The robots stick carbon fiber tape on to a surface until they get the right orientation and thickness: the part is then ‘cooked’ in an autoclave.
The Boeing 787 Dreamliner, for example, has an airframe comprising nearly half carbon fiber reinforced plastic and other composites. Prof Potluri expects to see more automation upstream when volumes increase.
The main reason there is far less automation than in the automotive industry is because there are not the same high volumes. Having said that, there is global growth in aviation and we may therefore see higher volumes in the future.
The Challenge of Legacy
UK-based Mussett Engineering has been a sub-contractor to the aerospace industry for 35 years, working on programs with major OEMs, machining a range of high precision components for military and commercial aircrafts.
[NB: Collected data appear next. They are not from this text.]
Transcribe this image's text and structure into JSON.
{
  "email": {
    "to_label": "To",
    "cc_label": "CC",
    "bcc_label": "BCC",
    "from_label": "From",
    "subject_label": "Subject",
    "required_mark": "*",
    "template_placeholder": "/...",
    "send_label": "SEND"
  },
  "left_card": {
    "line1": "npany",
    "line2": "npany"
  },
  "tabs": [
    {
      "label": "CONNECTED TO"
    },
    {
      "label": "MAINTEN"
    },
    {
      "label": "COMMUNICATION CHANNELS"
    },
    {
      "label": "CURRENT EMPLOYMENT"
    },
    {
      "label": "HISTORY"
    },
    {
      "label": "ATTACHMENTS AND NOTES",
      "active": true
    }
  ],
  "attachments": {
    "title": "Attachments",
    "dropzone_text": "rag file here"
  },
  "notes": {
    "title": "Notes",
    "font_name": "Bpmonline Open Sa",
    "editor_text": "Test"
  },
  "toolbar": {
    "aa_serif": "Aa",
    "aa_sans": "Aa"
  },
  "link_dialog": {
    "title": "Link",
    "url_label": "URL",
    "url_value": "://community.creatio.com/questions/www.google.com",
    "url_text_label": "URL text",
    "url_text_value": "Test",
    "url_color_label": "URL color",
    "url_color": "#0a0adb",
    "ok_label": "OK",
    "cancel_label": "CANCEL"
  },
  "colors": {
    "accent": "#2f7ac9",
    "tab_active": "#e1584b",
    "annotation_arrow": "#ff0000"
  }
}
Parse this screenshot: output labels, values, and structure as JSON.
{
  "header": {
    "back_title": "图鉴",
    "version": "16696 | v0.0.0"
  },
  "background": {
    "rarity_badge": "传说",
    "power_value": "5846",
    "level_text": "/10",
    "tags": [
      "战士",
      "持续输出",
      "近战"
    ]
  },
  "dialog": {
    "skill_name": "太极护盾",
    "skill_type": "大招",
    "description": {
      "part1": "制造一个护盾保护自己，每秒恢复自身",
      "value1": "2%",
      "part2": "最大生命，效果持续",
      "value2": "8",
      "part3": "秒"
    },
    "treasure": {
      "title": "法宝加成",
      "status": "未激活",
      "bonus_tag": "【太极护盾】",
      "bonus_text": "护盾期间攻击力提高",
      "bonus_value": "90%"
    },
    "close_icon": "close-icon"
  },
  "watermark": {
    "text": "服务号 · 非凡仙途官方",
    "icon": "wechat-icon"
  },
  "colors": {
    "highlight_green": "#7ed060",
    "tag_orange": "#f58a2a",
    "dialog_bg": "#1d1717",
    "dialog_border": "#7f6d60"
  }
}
Managing Director Gordon Mussett is also now seeing more robotics in areas of high volume, such as aircraft seats. But, he admits, it is largely in the production of new planes as legacy programs were not designed for robots.
It is very difficult to change the manufacturing processes for some of the components in older planes: automation is cheaper with modern machines for modern parts.
But suppliers are automating systems to offer JIT delivery times and speed up production. BÖHLER produces steel for the aeronautics industry and has a purpose-built KASTO system, which has improved turn-around times by automating racking and storage capabilities.
Paul Chruscinski, Divisional Manager Aerospace and Power Generation in the UK, says:
Our customers are highly innovative specialists, they demand high-performance materials, but also need intelligent solutions that expand the limits of what is possible.
Some manufacturers are looking to use cobots rather than robots in the future. By the end of this year, BAE hopes to have a cobotic workstation operational at its site in Lancashire, UK.
Fitted with sensors to enable cobots to safely interact with employees during complex assembly tasks, the workstation will be employed in building high-tech systems for advanced combat aircrafts.
A Robotic Future
Ben Morgan, head of the integrated manufacturing group at the University of Sheffield’s Advanced Manufacturing Centre, which has worked on the cobotic station, says the speed of the implementation of automation in aeronautics is due to the complexity and accuracy required.
In the automotive industry we are largely happy with accuracy of 1 mm – in aerospace we need it to be 100 microns or less, so the peripheral systems required become much more expensive.
But, he says:
I think it is definitely moving in the right direction. There’s a lot of work being done to embed cognitive functions in robotics and drive artificial intelligence through machine learning. Once we start to crack that properly I think it will open robotics up to a much wider market, particularly among SMEs who are doing batch production. If the robot understands what needs to be done and doesn’t need programming every time, that will open the market up – and aeronautics will benefit.